Berlin rescues opera houses

The German government said on Wednesday it had agreed to extra funds to stop the curtain from falling on one of Berlin's three opera houses threatened with closure in the cash-strapped capital. In the last 13 years since German reunification, the city’s cultural institutions have lost much of their generous state subsidies. Speaking at a press conference, State Minister for Media and Culture Christina Weiss said she'd earmarked 25 million euros to help keep all three Berlin operas open. "Berlin can keep its three opera houses," she said. "Despite the really precarious budgetary position that you are all aware of, the federal government has found a way to keep culture in the capital city safe from harm."
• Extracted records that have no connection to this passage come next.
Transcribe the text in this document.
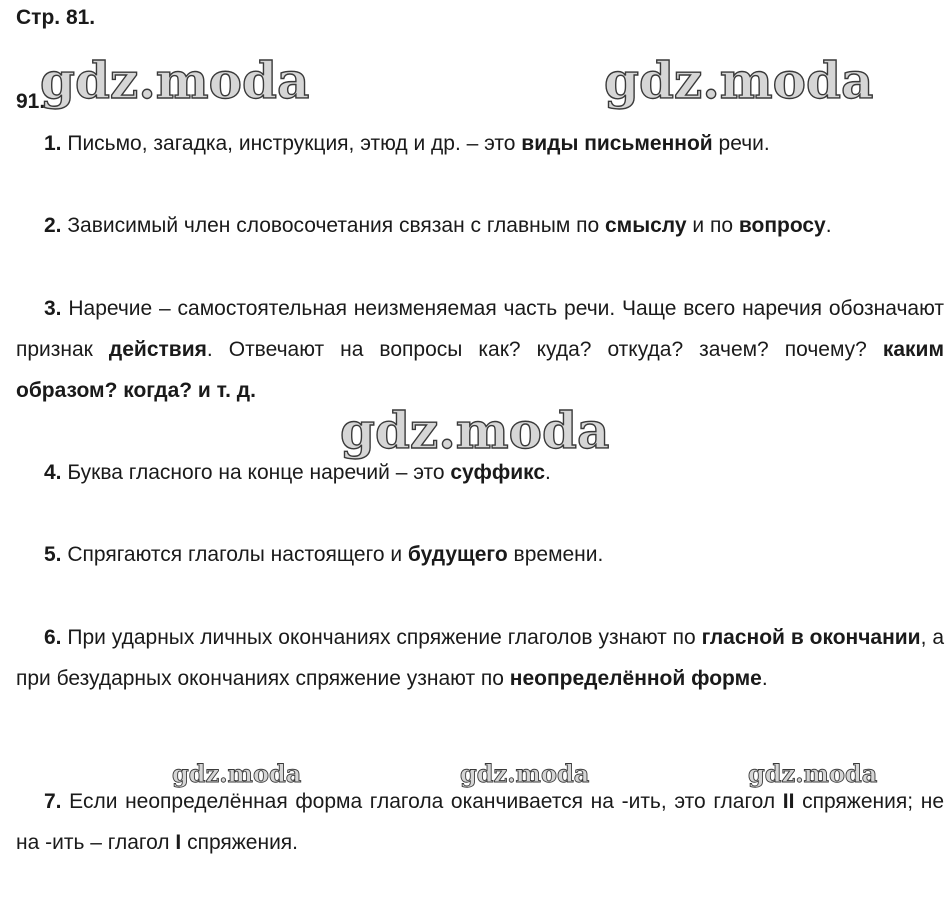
Стр. 81.
91.
gdz.moda	gdz.moda
gdz.moda
gdz.moda	gdz.moda	gdz.moda
1. Письмо, загадка, инструкция, этюд и др. – это виды письменной речи.
2. Зависимый член словосочетания связан с главным по смыслу и по вопросу.
3. Наречие – самостоятельная неизменяемая часть речи. Чаще всего наречия обозначают признак действия. Отвечают на вопросы как? куда? откуда? зачем? почему? каким образом? когда? и т. д.
4. Буква гласного на конце наречий – это суффикс.
5. Спрягаются глаголы настоящего и будущего времени.
6. При ударных личных окончаниях спряжение глаголов узнают по гласной в окончании, а при безударных окончаниях спряжение узнают по неопределённой форме.
7. Если неопределённая форма глагола оканчивается на -ить, это глагол II спряжения; не на -ить – глагол I спряжения.
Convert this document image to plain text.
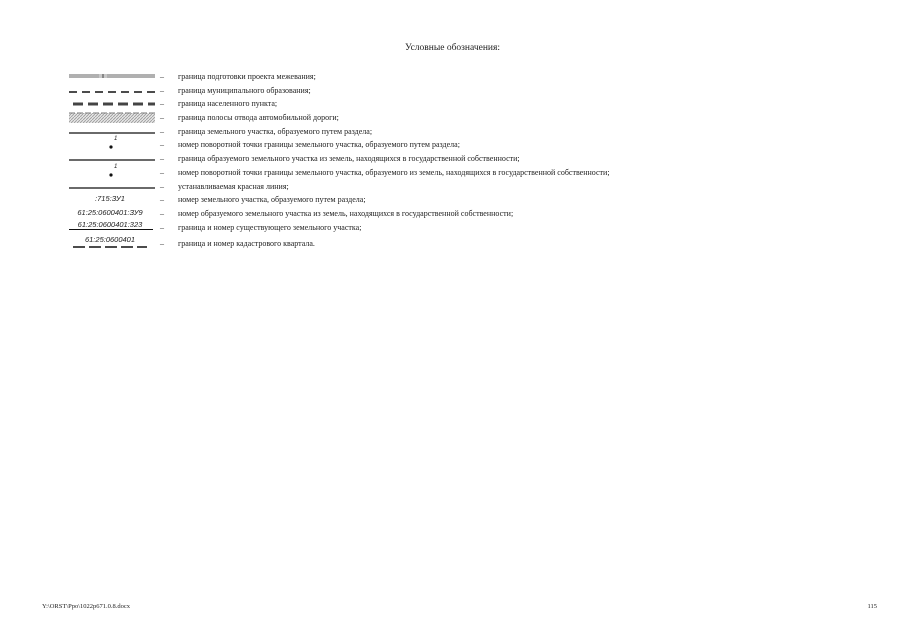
Условные обозначения:
– граница подготовки проекта межевания;
– граница муниципального образования;
– граница населенного пункта;
– граница полосы отвода автомобильной дороги;
– граница земельного участка, образуемого путем раздела;
1
– номер поворотной точки границы земельного участка, образуемого путем раздела;
– граница образуемого земельного участка из земель, находящихся в государственной собственности;
1
– номер поворотной точки границы земельного участка, образуемого из земель, находящихся в государственной собственности;
– устанавливаемая красная линия;
:715:ЗУ1	– номер земельного участка, образуемого путем раздела;
61:25:0600401:ЗУ9	– номер образуемого земельного участка из земель, находящихся в государственной собственности;
61:25:0600401:323	– граница и номер существующего земельного участка;
61:25:0600401	– граница и номер кадастрового квартала.
Y:\ORST\Ppo\1022p671.0.8.docx	115
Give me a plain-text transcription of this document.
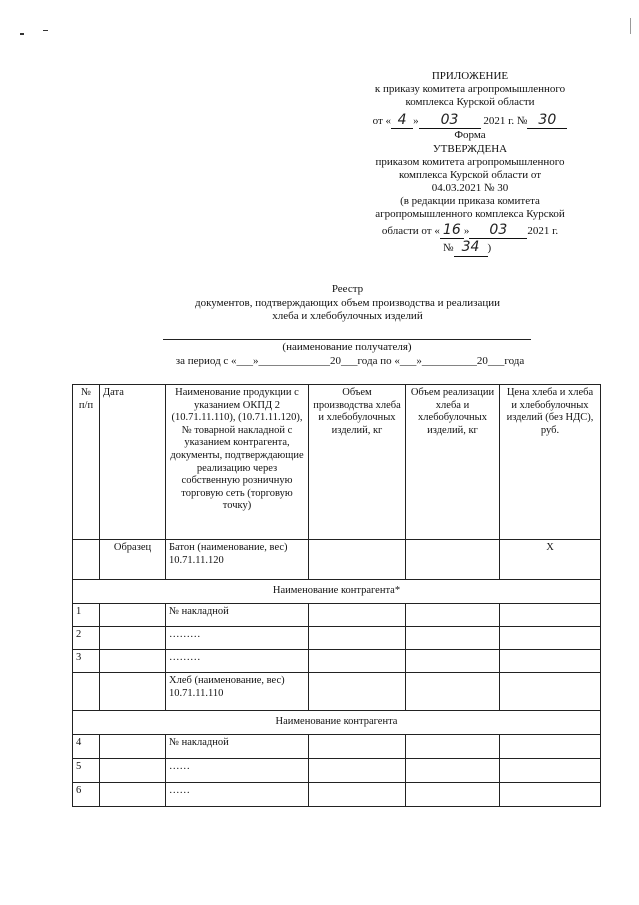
ПРИЛОЖЕНИЕ
к приказу комитета агропромышленного
комплекса Курской области
от « 4 » 03 2021 г. № 30
Форма
УТВЕРЖДЕНА
приказом комитета агропромышленного
комплекса Курской области от
04.03.2021 № 30
(в редакции приказа комитета
агропромышленного комплекса Курской
области от « 16 » 03 2021 г.
№ 34 )
Реестр
документов, подтверждающих объем производства и реализации
хлеба и хлебобулочных изделий
(наименование получателя)
за период с «___»_____________20___года по «___»__________20___года
№ п/п	Дата	Наименование продукции с указанием ОКПД 2 (10.71.11.110), (10.71.11.120), № товарной накладной с указанием контрагента, документы, подтверждающие реализацию через собственную розничную торговую сеть (торговую точку)	Объем производства хлеба и хлебобулочных изделий, кг	Объем реализации хлеба и хлебобулочных изделий, кг	Цена хлеба и хлеба и хлебобулочных изделий (без НДС), руб.
	Образец	Батон (наименование, вес) 10.71.11.120			Х
Наименование контрагента*					
1		№ накладной			
2		………			
3		………			
		Хлеб (наименование, вес) 10.71.11.110			
Наименование контрагента					
4		№ накладной			
5		……			
6		……			
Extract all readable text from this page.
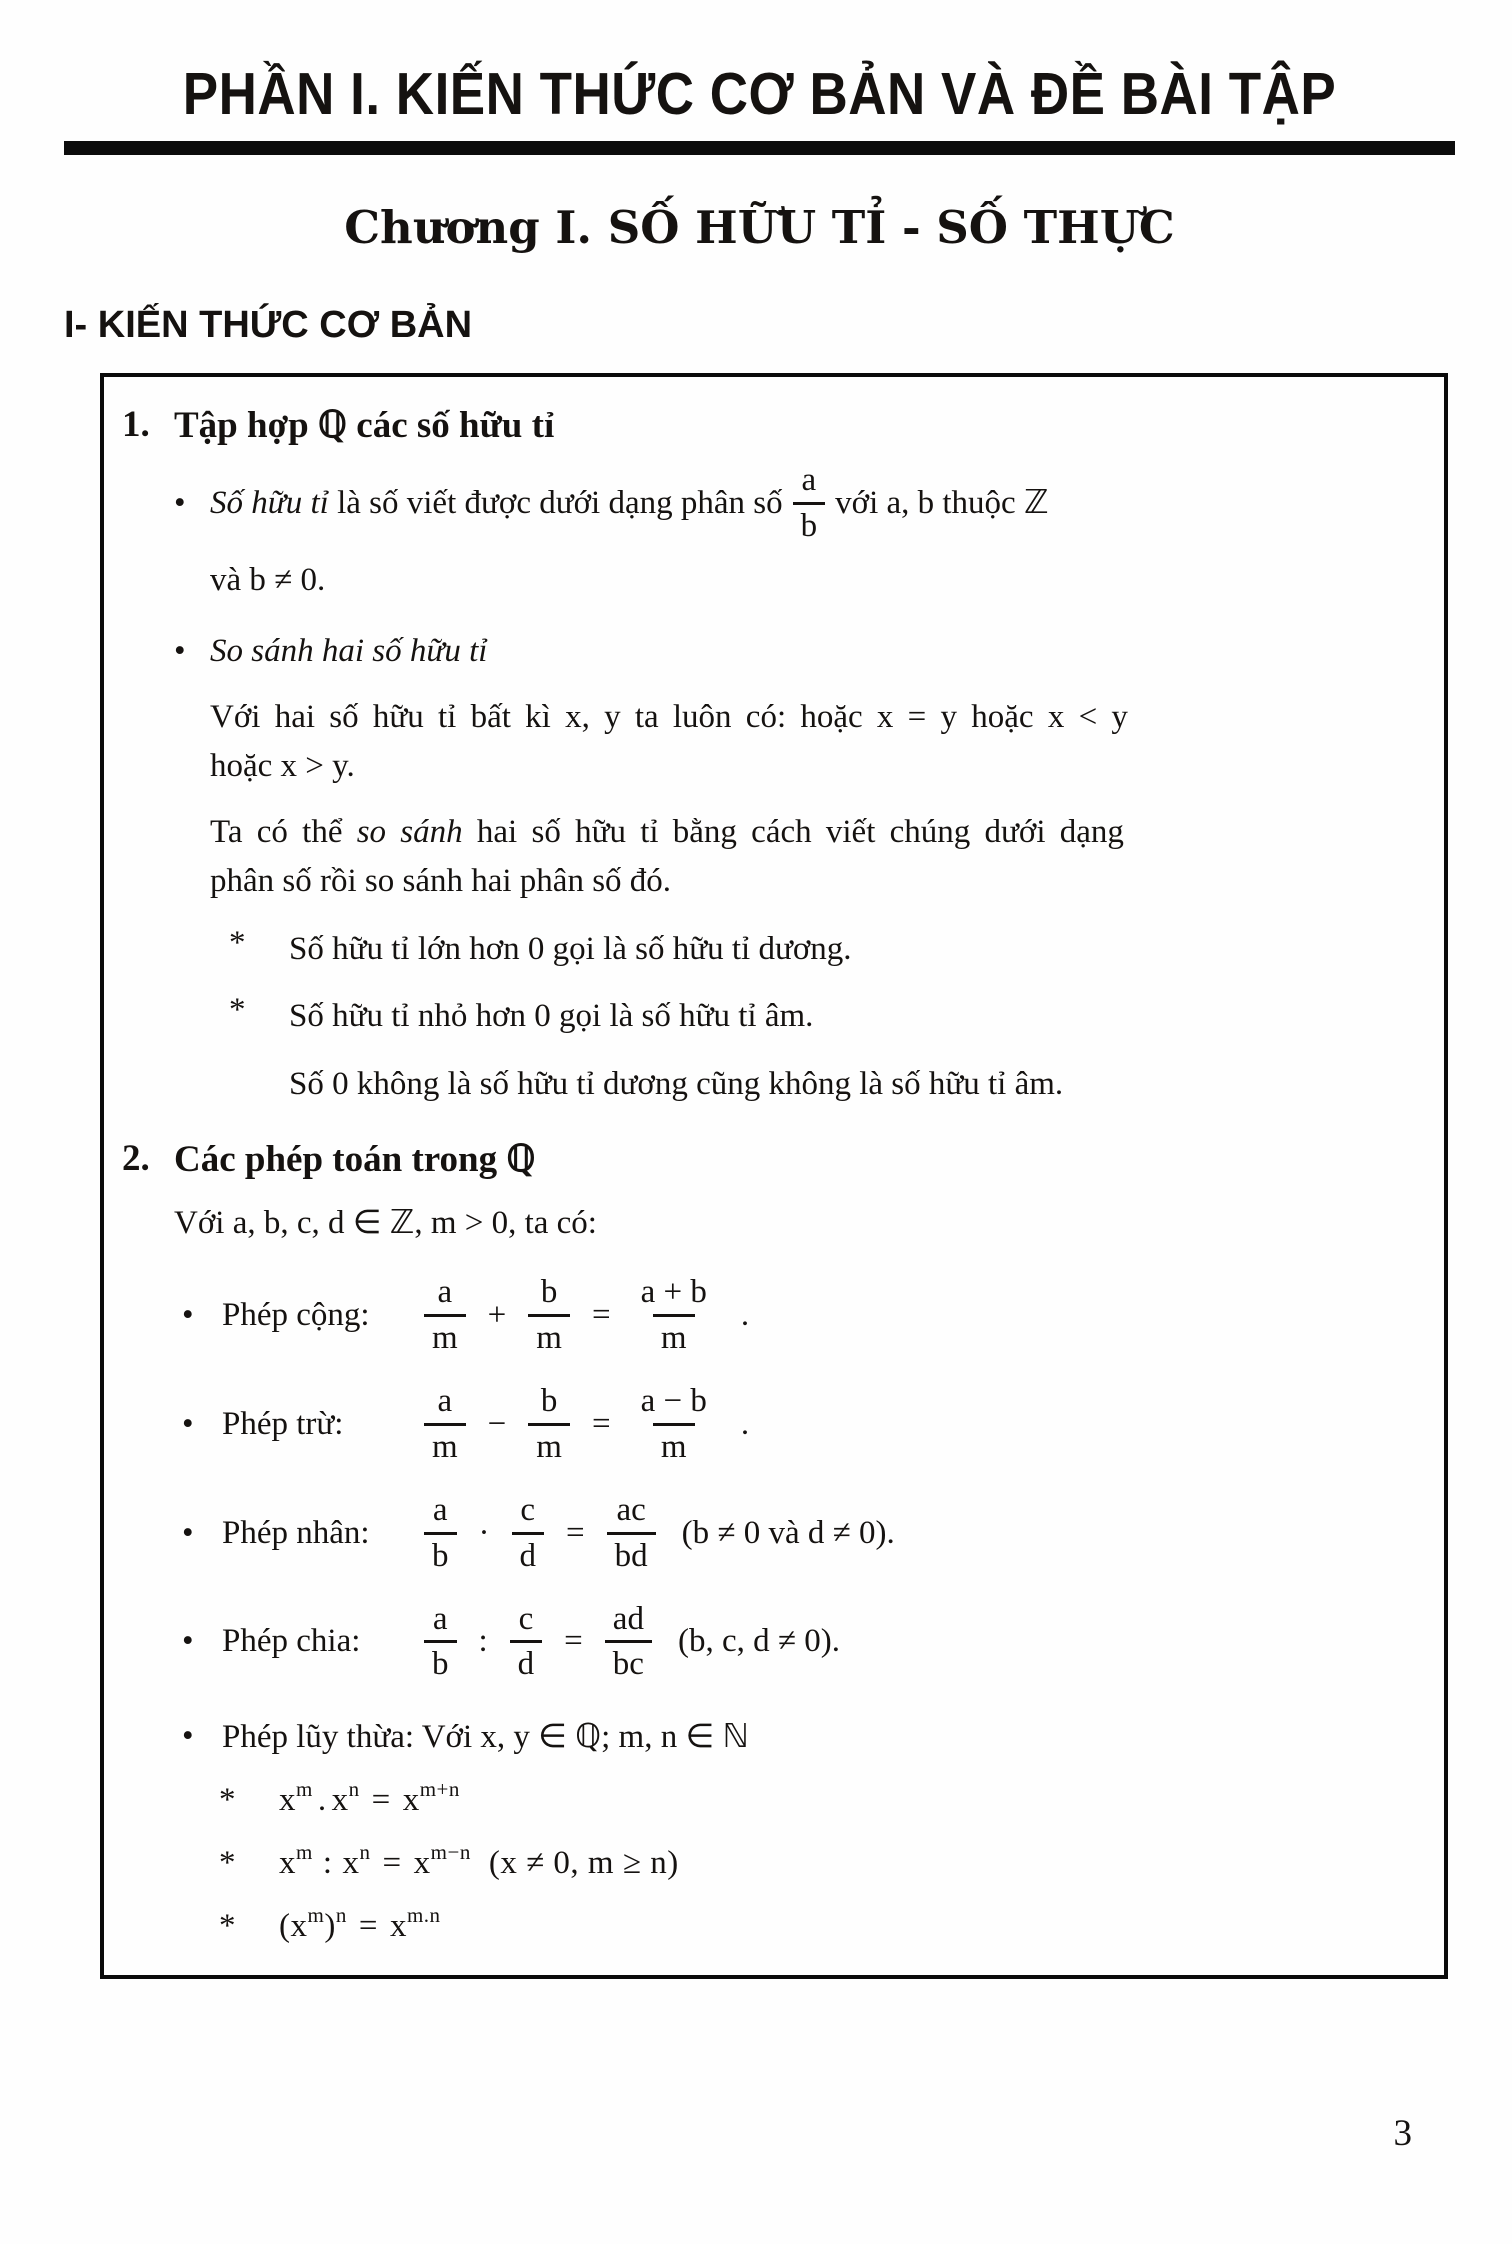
PHẦN I. KIẾN THỨC CƠ BẢN VÀ ĐỀ BÀI TẬP
Chương I. SỐ HỮU TỈ - SỐ THỰC
I- KIẾN THỨC CƠ BẢN
1. Tập hợp ℚ các số hữu tỉ
• Số hữu tỉ
là số viết được dưới dạng phân số $\frac{a}{b}$ với a, b thuộc ℤ
và b ≠ 0.
• So sánh hai số hữu tỉ
Với hai số hữu tỉ bất kì x, y ta luôn có: hoặc x = y hoặc x < y
hoặc x > y.
Ta có thể so sánh hai số hữu tỉ bằng cách viết chúng dưới dạng
phân số rồi so sánh hai phân số đó.
*	Số hữu tỉ lớn hơn 0 gọi là số hữu tỉ dương.
*	Số hữu tỉ nhỏ hơn 0 gọi là số hữu tỉ âm.
Số 0 không là số hữu tỉ dương cũng không là số hữu tỉ âm.
2. Các phép toán trong ℚ
Với a, b, c, d ∈ ℤ, m > 0, ta có:
• Phép cộng:	$\frac{a}{m} + \frac{b}{m} = \frac{a + b}{m}$ .
• Phép trừ:	$\frac{a}{m} - \frac{b}{m} = \frac{a - b}{m}$ .
• Phép nhân:	$\frac{a}{b} \cdot \frac{c}{d} = \frac{ac}{bd} (b \ne 0$ và d ≠ 0).
• Phép chia:	$\frac{a}{b}$ : $\frac{c}{d} = \frac{ad}{bc} (b$, c, d ≠ 0).
• Phép lũy thừa: Với x, y ∈ ℚ; m, n ∈ ℕ
*	$x^m$ . $x^n = x^{m+n}$
*	$x^m$ : $x^n = x^{m-n}$ (x ≠ 0, m ≥ n)
*	$(x^m)^n = x^{m.n}$
3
Schröder called to task on election scandal

German Chancellor Gerhard Schröder will have to answer to accusations of election fraud in the parliament’s investigative committee Thursday evening. The opposition Christian Democrats and Christian Social Union claim the chancellor and his government of Social Democrats knowingly deceived the public about the catastrophic state of the German economy during last year’s federal elections. The committee was called into existence late last year after CDU party leaders insisted that Schröder and Finance Minister Hans Eichel had held back information on the country’s dire financial situation with its mounting federal budget and crumbling welfare system in order not to jeopardize their reelection chances. So far the controversial committee has heard testimony from representatives across the government including the finance and social ministries. Thursday’s hearing of Schröder marks the end of the investigations and was preceded by the release of previously "secretive" documents from the chancellor’s office on Wednesday.

Helmut Kohl admits to "freewheeling" in reunification

Speaking at Landau University on Wednesday, former German chancellor Helmut Kohl admitted he made mistakes in Germany's reunification process. "I didn't realize to what extent East and West had grown apart in many areas of life," he said. The longest-serving head of state in post-war Europe, Kohl said he never had a "masterplan," nor any historic precedent to refer to. "There was no 'before'," he said at the gathering. "We were freewheeling." He concluded that despite mistakes, reunification was one of the greatest achievements in German history. Many Germans believe that Helmut Kohl was the country's most successful chancellor. During his 16 years in power he presided over Germany's unification – his finest hour – and became a driving force behind European integration.